30/6/13

Los ladrillos se hicieron para soportar la existencia. Parece que con su amontonamiento marcasen una frontera que dice: aquí acaba tu vida, lo que pase al otro lado no es de tu incumbencia. Eso pensaba el otro día cuando mi madre me dijo por teléfono que su vecina había muerto. Hace algo menos de un año lo hizo su marido. Un día se cayó en la ducha y su mujer avisó a mi madre para que le ayudara a levantarlo. Entre las dos pudieron hacerlo a duras penas y colocaron su cuerpo desnudo y mojado sobre la cama. A las tres semanas murió. Un cáncer muy desarrollado tuvo la culpa. Pasó el tiempo y mi madre y la viuda se distanciaron. Supongo que la mujer intentó reconstruir su vida como pudo e inconscientemente asociaba ya a mi madre con la muerte de su marido. De ahí los saludos telegráficos en el ascensor o las lacónicas cortesías cuando coincidían en la farmacia. Uno nunca sabe cómo reaccionar ante la ausencia de la persona que ha vivido contigo tantos años: el mapa posterior siempre es confuso. Pasaron los meses y un día coincidieron en el portal. Mi madre, con su habitual y desafortunada sinceridad, le preguntó si llevaba peluca. La mujer se azoró ante la observación y, sonriendo como pudo, le dijo que no y se despidió de ella. Cuando me lo contó, supuse que se debiera a que ella también tenía cáncer y quizá la quimioterapia le había obligado por coquetería al postizo. Resulta amargo y estúpido que se confirmen ciertas sospechas.

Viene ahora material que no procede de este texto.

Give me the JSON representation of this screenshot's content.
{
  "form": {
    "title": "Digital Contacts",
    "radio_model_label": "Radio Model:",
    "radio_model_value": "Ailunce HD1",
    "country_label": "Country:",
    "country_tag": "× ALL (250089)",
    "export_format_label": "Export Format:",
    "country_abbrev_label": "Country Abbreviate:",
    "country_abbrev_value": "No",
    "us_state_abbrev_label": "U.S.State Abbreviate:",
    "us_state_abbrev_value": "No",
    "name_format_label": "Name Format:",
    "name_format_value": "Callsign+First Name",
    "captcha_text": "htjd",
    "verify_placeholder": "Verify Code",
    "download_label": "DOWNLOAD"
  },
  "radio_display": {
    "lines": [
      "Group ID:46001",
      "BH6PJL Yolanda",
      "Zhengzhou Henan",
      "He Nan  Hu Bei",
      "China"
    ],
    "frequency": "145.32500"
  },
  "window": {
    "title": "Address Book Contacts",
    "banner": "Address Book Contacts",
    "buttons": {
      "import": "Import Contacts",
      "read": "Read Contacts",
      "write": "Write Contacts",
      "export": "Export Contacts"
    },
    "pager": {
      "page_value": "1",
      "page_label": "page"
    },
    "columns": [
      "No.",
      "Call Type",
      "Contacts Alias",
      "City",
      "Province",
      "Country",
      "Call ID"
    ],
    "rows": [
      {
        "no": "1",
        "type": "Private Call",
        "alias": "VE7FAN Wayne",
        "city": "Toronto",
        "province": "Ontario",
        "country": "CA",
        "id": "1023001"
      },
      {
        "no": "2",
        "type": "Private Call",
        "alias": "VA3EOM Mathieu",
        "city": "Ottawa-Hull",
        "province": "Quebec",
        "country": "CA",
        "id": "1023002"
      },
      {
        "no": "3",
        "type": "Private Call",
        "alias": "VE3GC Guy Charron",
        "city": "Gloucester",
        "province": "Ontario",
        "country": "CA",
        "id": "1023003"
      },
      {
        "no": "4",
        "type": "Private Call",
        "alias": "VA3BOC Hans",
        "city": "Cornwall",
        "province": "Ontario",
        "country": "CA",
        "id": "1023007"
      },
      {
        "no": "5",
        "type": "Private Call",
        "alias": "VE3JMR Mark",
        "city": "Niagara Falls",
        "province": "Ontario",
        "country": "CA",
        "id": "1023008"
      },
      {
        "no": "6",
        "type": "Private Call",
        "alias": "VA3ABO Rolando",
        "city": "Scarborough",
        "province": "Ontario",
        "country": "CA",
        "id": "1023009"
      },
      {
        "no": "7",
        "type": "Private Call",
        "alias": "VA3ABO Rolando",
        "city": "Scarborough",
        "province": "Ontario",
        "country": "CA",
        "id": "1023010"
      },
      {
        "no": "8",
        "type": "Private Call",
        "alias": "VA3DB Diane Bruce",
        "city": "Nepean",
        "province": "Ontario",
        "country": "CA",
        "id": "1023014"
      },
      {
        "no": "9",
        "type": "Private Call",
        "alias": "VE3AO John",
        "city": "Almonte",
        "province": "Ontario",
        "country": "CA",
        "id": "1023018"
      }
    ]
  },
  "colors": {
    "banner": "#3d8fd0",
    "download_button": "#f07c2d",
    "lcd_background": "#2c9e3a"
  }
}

Esta, sin duda, lo fue. El otro día murió. Mi madre me dijo que la casa estaba vacía, que no se oían ruidos ni gente que entrara. El silencio y sus zapatillas acolchadas merodeando y abriendo cajones, observando fotos que no son suyas y respirando entre la ropa sin dueño de los armarios. Dentro de poco habrá otras personas viviendo tras esos ladrillos, la higiénica e imperturbable frontera que marca donde empieza una vida y dónde acaba otra.